Moduli space actions on the Hochschild co-chains of a Frobenius algebra II: Correlators

TL;DR

This paper demonstrates how moduli space actions and Sullivan Chord diagram-based dg-PROPs act on Hochschild co-chains of Frobenius algebras, connecting geometric structures to algebraic operations and loop space homology.

Contribution

It introduces discretized operadic and PROPic structures and operadic correlation functions to realize these actions explicitly.

Findings

Cell model of moduli space acts on Hochschild co-chains

dg-PROP action of Sullivan Chord diagrams on Hochschild co-chains

Actions induce operations on loop space homology

Abstract

This is the second of two papers in which we prove that a cell model of the moduli space of curves with marked points and tangent vectors at the marked points acts on the Hochschild co--chains of a Frobenius algebra.
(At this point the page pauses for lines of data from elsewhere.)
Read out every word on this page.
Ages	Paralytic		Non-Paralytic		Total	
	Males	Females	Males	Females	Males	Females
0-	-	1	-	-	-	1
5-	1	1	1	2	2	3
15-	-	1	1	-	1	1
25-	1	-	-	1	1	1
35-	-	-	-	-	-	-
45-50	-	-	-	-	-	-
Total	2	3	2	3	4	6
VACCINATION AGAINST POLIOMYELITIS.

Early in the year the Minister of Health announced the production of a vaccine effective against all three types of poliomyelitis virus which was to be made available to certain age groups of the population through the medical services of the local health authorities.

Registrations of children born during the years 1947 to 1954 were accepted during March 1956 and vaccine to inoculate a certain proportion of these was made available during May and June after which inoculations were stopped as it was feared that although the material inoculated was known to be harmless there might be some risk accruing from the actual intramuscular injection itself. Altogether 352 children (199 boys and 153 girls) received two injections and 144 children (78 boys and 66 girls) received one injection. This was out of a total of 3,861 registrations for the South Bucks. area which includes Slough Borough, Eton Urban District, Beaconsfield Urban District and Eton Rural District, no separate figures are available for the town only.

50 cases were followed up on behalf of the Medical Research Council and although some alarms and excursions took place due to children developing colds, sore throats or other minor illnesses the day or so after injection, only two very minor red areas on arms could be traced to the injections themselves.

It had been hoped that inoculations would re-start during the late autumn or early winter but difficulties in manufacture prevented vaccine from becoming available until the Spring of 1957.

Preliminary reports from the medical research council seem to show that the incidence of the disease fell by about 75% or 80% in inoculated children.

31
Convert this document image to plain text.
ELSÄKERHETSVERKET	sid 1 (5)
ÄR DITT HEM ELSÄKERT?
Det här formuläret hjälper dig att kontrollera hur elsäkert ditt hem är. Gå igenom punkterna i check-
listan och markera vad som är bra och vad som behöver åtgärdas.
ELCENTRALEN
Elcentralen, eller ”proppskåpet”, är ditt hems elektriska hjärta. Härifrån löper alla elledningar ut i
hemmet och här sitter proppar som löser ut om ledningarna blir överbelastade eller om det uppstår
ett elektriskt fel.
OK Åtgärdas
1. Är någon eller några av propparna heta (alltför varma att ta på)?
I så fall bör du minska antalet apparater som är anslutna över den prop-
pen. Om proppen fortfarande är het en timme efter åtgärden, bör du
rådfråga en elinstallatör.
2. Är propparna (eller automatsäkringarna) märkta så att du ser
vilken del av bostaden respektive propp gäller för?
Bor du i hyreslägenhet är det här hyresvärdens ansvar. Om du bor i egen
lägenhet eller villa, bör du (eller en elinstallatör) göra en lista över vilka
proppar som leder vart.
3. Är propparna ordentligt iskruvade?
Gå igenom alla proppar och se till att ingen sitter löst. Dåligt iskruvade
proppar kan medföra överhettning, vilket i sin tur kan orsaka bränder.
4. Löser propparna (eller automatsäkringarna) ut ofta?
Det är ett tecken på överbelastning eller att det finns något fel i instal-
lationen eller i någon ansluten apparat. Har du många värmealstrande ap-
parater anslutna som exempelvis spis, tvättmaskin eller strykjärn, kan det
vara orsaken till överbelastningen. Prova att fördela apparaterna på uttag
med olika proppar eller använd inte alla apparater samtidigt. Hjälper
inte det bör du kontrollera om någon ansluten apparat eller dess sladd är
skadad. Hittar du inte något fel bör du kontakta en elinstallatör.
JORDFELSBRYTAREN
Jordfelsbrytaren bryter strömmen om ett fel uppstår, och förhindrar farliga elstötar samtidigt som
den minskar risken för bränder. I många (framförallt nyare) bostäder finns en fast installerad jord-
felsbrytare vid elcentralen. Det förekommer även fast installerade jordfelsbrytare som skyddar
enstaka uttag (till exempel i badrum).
We also prove that a there is dg--PROP action of a version of Sullivan Chord diagrams which acts on the normalized Hochschild co-chains of a Frobenius algebra. These actions lift to operadic correlation functions on the co--cycles. In particular, the PROP action gives an action on the homology of a loop space of a compact simply--connected manifold. In this second part, we discretize the operadic and PROPic structures of the first part. We also introduce the notion of operadic correlation functions and use them in conjunction with operadic maps from the cell level to the discretized objects to define the relevant actions.